Förster resonance energy transfer, also known as fluorescence resonance energy transfer (FRET), resonance energy transfer (RET), or electronic energy transfer (EET), is a mechanism describing energy transfer between two colored molecules, also called dyes or fluorophores. This dipole-dipole coupling mechanism is called a Förster transfer. In this process, electrostatic interactions, also called Coulomb interactions, occur between the charge distributions in the two molecules. The excited donor molecule goes from its excited to its ground state. In contrast, the other, the acceptor molecule, inversely goes from its ground state to its own energetically lower excited state. This process can be viewed as a virtual photon exchange, as the electrons remain localized on their individual molecules.
The efficiency of this energy transfer is inversely proportional to the sixth power of the distance between donor and acceptor, making fluorescence resonance energy transfer extremely sensitive to small distances.

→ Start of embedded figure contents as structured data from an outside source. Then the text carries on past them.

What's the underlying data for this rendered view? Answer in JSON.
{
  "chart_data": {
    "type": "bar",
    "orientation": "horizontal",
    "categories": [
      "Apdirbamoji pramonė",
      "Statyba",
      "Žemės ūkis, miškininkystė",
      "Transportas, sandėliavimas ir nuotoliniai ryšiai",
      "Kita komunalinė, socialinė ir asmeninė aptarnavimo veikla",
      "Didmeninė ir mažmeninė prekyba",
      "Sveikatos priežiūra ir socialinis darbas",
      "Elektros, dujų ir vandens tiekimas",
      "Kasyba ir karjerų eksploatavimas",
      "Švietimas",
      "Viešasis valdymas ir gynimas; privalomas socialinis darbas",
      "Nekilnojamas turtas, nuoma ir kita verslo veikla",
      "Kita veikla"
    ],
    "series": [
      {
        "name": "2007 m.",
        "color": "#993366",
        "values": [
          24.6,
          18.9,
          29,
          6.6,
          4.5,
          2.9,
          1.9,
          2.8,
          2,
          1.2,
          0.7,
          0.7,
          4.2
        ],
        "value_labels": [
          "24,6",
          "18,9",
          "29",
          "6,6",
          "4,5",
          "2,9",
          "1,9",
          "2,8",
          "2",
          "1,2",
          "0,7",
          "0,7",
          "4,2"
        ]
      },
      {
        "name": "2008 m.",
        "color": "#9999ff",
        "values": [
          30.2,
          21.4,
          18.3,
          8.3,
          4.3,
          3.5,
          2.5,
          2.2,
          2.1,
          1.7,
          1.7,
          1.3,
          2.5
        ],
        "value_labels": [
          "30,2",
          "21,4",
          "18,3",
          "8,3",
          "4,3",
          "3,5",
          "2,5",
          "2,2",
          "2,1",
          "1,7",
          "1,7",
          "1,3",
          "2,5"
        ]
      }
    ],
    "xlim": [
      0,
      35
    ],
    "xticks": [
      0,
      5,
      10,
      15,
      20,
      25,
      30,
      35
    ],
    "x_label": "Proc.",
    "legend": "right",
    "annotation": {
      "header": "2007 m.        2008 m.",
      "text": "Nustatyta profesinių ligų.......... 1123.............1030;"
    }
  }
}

Hence fluorescence resonance energy transfer allows the determination that two fluorophores are within a certain distance. Typical Förster radii are in the range of 30–50Å. Typically, the donor emits light at a wavelength that overlaps the absorption wavelength of the acceptor molecule. If the donor and acceptor molecule are in close proximity, the energy transfer happens. Depending on the chemical structure of the acceptor molecule or dye, the transferred energy is converted to molecular vibrations; this is called quenching or emitted as light with a longer wavelength resulting in a fluorescent signal. Fluorescence resonance energy transfer-based assays enable well-designed protease assays, assays for the study of structure and conformation of proteins, the spatial distribution and assembly of protein complexes, receptor-ligand interactions, to design immunoassays, to probe interactions of single molecules, design membrane fusion assays, for membrane potential sensing, as fluorogenic protease substrates, and indicators for a small molecule such as cyclic AMP, and many others. Fluorescence resonance energy transfer substrates such as FRET peptides can be easily prepared by chemical synthesis.

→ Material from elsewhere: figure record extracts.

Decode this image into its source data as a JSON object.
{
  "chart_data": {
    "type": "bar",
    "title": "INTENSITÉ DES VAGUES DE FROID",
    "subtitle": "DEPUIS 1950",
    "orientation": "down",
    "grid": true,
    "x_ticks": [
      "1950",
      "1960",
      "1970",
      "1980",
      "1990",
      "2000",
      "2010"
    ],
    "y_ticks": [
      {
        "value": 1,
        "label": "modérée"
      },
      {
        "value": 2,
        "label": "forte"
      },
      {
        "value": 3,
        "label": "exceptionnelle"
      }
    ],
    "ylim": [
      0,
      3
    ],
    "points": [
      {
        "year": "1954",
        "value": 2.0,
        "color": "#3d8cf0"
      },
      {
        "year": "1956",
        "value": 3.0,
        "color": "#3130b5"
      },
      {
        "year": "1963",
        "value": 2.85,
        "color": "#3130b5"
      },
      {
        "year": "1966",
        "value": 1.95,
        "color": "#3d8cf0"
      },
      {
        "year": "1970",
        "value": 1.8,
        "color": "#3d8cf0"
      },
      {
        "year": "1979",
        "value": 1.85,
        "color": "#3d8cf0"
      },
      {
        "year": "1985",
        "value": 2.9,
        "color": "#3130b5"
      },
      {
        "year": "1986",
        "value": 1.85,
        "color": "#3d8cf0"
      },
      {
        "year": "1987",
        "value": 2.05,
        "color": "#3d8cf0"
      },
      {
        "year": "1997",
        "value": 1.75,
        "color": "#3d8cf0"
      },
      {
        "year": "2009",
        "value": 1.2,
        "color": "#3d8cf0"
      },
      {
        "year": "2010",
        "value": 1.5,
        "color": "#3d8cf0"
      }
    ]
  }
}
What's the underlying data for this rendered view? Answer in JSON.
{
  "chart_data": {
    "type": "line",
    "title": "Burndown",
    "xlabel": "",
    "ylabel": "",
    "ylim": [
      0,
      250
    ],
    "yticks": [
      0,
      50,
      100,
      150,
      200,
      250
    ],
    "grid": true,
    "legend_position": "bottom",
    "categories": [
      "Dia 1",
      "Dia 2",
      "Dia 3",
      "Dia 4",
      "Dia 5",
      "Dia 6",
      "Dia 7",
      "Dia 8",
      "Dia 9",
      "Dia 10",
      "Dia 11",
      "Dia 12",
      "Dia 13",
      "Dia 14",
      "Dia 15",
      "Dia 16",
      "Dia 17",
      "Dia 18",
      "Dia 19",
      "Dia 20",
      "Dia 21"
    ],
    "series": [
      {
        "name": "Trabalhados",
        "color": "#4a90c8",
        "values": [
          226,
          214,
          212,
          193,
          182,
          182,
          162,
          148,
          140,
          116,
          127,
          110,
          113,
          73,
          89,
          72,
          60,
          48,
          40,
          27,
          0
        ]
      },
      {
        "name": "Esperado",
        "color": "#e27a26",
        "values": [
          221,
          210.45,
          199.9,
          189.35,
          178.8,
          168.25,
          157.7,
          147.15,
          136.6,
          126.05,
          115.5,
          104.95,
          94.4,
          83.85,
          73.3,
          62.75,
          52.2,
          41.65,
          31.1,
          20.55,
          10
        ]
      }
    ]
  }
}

The typical structure of a FRET peptide is a “donor-peptide-acceptor.” The distance between the donor and acceptor and the overlap of the absorption spectrum of both the donor and acceptor determine the quality of the FRET peptide. For example, based on a minimal effective recognition sequence, FRET peptide-based protease assays can be developed.
Substrates containing a leaving fluorescent group at the carboxy terminus and a quenching group on the other end of the short peptide allow assaying enzymes specific to the amino acid residues at the cleavage site of the substrate.